Consolidated Edison Inc. confirmed Feb. 18 that it will "explore strategic alternatives" for its unregulated Con Edison Clean Energy Businesses Inc. subsidiary.
The New York-headquartered investor-owned utility first disclosed its planned strategic evaluation in fourth-quarter 2021 and year-end earnings materials released Feb. 17. The company did not provide details about whether a full unit sale, spinoff or asset sales are part of the review.
Con Edison Clean Energy Businesses, or CEB, operates through three subsidiaries: Con Edison Energy Inc., Consolidated Edison Development Inc. and Consolidated Edison Solutions Inc.

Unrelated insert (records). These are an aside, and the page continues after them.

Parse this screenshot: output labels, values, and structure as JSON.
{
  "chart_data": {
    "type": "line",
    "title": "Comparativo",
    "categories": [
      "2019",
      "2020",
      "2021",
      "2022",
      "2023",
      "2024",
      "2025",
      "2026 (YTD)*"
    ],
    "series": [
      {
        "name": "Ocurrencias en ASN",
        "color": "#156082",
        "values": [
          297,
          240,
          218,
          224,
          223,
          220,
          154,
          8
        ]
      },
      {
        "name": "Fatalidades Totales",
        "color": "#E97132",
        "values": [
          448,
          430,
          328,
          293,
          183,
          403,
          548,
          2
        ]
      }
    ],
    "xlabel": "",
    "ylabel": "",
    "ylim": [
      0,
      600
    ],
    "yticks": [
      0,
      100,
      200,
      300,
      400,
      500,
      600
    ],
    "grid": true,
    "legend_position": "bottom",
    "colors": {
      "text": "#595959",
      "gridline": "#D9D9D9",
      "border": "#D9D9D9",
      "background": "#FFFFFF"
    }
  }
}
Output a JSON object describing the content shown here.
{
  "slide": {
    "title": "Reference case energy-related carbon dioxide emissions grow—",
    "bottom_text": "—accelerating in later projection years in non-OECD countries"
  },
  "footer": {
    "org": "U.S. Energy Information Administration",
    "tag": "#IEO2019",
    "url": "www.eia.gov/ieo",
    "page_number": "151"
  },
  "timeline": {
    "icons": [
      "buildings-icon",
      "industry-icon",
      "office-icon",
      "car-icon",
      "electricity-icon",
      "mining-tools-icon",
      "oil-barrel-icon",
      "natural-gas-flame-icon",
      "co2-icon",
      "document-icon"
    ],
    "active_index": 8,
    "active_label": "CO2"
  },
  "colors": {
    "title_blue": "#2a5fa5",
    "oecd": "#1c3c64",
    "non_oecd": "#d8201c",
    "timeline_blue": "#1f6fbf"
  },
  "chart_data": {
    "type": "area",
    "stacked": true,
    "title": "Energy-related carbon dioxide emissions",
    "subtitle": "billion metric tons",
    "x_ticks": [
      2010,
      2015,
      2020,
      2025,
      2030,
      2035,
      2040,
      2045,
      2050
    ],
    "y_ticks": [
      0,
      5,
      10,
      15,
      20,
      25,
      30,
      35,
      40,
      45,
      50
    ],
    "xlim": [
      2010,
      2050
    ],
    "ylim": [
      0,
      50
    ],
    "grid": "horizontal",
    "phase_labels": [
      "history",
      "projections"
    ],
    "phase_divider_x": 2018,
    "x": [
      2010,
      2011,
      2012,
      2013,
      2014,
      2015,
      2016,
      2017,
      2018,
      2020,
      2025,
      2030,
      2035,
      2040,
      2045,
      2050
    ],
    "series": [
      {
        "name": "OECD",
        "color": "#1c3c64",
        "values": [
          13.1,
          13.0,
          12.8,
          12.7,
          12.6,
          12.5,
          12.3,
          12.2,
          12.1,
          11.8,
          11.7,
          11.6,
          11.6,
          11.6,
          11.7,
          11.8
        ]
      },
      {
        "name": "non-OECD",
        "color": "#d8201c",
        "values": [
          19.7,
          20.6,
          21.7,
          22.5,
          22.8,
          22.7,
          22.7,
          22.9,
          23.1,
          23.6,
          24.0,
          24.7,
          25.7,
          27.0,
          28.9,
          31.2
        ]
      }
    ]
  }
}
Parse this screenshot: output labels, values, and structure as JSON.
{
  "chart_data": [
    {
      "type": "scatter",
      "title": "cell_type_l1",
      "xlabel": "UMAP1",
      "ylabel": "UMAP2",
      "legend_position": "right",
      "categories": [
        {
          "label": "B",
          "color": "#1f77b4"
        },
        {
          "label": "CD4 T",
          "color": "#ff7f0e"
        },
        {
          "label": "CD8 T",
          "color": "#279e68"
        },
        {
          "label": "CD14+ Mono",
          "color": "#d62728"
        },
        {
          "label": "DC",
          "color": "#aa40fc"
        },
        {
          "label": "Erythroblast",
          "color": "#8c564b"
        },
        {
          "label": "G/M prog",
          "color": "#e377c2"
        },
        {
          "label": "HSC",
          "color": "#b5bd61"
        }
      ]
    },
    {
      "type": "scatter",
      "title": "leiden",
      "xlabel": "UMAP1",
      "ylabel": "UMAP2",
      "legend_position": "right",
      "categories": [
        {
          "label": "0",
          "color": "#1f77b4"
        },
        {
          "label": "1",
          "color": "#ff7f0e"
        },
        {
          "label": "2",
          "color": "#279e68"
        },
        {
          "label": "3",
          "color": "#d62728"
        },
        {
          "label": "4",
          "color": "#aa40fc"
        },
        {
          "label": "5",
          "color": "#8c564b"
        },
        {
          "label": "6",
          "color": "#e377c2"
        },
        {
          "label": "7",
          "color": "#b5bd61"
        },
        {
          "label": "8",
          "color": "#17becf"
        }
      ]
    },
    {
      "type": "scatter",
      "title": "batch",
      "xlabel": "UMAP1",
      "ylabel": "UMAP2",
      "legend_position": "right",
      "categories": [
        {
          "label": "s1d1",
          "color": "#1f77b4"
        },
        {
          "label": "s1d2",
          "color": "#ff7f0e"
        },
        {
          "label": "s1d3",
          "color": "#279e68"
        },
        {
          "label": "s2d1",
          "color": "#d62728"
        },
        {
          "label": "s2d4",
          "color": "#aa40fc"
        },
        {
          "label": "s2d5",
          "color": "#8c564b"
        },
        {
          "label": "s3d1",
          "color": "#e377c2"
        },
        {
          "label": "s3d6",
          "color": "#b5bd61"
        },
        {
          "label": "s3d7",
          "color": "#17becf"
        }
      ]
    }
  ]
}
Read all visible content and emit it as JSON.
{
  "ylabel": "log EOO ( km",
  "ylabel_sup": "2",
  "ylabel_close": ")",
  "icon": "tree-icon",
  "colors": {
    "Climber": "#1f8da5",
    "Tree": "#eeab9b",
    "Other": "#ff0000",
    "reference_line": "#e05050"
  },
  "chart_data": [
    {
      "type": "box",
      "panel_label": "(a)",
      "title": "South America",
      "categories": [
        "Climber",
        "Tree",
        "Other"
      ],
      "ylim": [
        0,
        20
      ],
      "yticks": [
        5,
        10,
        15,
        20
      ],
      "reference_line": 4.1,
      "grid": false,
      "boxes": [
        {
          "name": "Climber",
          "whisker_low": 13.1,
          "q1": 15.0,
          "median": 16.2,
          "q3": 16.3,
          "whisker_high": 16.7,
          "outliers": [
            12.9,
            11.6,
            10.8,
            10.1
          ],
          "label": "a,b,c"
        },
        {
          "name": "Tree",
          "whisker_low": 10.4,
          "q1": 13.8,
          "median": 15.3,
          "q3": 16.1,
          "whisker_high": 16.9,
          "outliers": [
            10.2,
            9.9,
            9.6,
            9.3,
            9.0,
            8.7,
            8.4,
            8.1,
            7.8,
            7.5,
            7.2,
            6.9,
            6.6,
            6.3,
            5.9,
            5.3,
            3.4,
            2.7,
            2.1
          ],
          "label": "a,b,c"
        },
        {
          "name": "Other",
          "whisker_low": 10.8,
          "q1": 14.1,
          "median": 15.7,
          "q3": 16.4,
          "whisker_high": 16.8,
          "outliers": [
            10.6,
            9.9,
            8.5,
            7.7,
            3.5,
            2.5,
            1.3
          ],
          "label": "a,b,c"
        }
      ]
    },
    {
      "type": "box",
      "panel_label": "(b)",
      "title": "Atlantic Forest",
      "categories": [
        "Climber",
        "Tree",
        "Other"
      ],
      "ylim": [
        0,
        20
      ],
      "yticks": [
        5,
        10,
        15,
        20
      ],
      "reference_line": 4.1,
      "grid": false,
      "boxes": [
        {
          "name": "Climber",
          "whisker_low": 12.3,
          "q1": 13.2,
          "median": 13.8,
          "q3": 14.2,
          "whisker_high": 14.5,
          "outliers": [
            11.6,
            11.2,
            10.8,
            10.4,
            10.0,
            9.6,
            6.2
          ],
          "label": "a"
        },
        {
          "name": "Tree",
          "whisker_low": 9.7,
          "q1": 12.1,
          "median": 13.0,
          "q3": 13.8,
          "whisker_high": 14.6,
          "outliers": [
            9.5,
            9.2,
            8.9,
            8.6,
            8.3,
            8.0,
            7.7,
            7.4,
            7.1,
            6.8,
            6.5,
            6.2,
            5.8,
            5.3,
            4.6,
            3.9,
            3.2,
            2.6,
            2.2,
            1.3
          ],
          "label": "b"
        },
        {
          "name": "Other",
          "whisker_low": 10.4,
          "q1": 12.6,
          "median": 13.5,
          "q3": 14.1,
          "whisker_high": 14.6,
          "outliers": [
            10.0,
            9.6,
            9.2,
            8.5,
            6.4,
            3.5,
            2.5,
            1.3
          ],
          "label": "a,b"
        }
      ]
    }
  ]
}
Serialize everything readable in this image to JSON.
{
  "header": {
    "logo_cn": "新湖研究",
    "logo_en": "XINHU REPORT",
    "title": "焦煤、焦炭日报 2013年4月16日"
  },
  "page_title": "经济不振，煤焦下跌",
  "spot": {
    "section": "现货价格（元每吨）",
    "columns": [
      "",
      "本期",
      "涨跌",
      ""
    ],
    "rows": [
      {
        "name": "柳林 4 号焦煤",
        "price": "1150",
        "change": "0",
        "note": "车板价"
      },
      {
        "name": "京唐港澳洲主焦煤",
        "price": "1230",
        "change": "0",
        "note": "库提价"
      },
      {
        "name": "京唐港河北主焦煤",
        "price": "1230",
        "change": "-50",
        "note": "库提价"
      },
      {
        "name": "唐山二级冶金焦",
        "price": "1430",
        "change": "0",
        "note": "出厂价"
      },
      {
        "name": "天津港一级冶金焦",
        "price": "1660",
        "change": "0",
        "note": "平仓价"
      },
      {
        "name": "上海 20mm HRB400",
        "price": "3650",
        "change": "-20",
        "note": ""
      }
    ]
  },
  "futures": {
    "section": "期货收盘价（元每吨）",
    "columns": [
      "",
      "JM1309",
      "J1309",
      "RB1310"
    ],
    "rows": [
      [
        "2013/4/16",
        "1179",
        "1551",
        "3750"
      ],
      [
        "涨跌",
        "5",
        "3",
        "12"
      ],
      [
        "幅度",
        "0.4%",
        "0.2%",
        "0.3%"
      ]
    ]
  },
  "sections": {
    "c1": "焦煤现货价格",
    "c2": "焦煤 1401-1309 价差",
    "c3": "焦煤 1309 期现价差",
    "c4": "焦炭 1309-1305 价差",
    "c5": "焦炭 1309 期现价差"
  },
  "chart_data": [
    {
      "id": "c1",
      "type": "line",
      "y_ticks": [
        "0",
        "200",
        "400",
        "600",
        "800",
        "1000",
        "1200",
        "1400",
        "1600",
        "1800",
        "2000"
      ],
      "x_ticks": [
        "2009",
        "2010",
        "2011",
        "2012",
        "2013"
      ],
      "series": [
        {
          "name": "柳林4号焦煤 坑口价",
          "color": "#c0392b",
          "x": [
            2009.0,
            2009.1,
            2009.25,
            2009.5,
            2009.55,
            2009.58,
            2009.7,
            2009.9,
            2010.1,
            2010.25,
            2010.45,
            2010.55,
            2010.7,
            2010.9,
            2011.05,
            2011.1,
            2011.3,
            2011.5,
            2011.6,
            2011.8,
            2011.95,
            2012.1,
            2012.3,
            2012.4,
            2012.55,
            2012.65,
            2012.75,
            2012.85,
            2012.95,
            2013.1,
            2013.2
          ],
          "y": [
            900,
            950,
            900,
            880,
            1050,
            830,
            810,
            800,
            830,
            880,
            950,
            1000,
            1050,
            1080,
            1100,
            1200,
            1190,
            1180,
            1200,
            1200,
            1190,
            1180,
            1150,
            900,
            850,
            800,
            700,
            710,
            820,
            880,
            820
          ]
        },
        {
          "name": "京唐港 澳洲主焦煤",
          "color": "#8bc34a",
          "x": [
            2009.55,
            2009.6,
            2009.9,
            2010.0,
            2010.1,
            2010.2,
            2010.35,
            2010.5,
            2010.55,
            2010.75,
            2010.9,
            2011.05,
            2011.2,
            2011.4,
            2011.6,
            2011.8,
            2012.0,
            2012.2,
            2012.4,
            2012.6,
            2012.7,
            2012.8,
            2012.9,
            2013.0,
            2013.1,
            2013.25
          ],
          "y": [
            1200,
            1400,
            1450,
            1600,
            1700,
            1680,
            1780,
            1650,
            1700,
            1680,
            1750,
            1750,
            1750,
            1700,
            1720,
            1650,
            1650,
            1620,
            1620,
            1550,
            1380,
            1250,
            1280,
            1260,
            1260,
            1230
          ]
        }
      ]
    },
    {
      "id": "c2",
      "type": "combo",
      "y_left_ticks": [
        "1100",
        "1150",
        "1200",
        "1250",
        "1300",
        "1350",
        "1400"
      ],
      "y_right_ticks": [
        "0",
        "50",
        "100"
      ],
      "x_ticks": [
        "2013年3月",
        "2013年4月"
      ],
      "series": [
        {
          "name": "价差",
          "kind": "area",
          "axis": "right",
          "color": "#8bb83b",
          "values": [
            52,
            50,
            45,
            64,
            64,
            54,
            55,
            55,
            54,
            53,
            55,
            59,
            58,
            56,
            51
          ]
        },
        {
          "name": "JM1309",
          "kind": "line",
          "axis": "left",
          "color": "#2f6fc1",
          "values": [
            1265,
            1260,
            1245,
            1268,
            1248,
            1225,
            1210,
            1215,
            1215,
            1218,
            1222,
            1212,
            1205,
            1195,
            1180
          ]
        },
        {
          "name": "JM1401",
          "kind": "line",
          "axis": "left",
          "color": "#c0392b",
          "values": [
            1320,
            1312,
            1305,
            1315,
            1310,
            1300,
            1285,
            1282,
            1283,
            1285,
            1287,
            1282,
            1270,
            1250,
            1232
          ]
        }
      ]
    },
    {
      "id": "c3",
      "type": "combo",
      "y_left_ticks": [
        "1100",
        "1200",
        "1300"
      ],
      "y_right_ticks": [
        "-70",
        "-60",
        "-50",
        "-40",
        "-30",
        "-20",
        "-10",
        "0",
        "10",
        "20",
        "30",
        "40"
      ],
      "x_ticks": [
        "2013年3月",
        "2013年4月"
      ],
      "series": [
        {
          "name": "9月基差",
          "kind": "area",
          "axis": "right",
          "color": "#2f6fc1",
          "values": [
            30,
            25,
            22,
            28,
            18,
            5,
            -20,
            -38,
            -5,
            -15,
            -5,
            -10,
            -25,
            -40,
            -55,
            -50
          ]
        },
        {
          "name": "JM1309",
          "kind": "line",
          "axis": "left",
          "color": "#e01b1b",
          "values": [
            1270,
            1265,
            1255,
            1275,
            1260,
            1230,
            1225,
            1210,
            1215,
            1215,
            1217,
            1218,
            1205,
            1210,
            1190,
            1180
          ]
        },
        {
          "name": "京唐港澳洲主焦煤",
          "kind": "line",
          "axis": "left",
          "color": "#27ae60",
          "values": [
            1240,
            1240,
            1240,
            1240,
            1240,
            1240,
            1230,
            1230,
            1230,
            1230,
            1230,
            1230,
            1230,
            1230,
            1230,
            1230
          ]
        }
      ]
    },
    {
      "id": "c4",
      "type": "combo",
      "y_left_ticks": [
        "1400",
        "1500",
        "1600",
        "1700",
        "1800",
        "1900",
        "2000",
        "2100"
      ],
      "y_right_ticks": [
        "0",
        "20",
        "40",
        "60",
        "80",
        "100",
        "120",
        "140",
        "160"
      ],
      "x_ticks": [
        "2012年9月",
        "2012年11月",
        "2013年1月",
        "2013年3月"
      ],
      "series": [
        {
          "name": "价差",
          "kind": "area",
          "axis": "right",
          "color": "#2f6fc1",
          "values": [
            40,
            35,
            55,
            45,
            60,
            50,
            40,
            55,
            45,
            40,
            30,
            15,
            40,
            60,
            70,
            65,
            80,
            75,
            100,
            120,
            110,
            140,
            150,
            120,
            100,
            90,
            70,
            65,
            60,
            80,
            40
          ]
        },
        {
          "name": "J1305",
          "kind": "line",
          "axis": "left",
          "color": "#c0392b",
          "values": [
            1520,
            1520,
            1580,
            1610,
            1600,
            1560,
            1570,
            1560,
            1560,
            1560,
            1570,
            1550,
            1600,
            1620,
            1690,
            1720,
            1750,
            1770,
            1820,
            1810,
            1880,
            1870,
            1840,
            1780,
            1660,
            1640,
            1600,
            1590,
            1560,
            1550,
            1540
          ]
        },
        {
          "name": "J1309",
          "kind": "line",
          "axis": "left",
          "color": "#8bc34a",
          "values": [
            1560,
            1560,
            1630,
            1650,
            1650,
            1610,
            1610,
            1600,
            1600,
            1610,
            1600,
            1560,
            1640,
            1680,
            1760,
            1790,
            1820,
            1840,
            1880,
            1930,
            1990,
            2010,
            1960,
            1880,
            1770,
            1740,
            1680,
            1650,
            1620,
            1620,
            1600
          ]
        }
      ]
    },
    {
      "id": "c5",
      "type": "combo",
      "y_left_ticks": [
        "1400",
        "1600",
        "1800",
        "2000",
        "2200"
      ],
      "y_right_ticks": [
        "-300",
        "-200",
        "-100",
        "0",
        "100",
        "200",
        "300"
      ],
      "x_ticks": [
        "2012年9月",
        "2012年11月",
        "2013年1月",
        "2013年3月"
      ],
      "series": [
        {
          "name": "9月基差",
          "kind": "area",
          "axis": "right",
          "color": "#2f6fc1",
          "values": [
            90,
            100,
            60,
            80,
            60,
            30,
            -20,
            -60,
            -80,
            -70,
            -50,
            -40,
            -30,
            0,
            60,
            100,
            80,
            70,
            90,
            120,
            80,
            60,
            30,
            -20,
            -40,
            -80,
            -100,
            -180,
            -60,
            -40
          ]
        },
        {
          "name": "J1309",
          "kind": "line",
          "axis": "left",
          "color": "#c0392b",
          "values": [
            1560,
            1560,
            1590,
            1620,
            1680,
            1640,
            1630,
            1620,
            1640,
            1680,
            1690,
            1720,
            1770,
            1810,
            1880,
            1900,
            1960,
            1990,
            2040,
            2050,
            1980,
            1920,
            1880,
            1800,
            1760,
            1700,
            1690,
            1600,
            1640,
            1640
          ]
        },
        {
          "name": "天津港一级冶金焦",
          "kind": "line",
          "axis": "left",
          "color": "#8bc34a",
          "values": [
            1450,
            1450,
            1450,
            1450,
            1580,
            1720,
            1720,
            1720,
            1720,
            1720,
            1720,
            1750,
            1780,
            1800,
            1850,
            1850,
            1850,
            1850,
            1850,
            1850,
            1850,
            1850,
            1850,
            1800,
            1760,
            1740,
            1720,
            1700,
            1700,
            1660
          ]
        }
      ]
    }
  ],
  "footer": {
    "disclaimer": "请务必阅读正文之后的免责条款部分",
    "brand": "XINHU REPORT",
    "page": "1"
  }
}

Scotia Capital (USA) Inc. analyst Andrew Weisel said Con Edison's plan to maximize value from CEB "seems like a good strategy to us" despite the firm forecasting 7% to 10% annual earnings growth for the subsidiary.
"CEB's backlog of projects is large enough that management sees ample opportunity to continue to [develop projects and transfer to third parties], supporting future earnings growth," Weisel wrote in a Feb. 18 research report. "That said, management is evaluating strategic alternatives for the portfolio as a whole as the company doesn't believe that the stock reflects the value of the business. We see a sale as reasonably likely, the proceeds from which could reduce [Con Edison's] equity needs."
The clean energy unit has about 3,000 MW of planned and operating solar and wind projects in its portfolio sited in markets throughout the U.S., according to S&P Global Market Intelligence data. In addition, Consolidated Edison Development's 150-MW Timberwolf Battery Storage 2 project is in early development in the Electric Reliability Council of Texas Inc. market.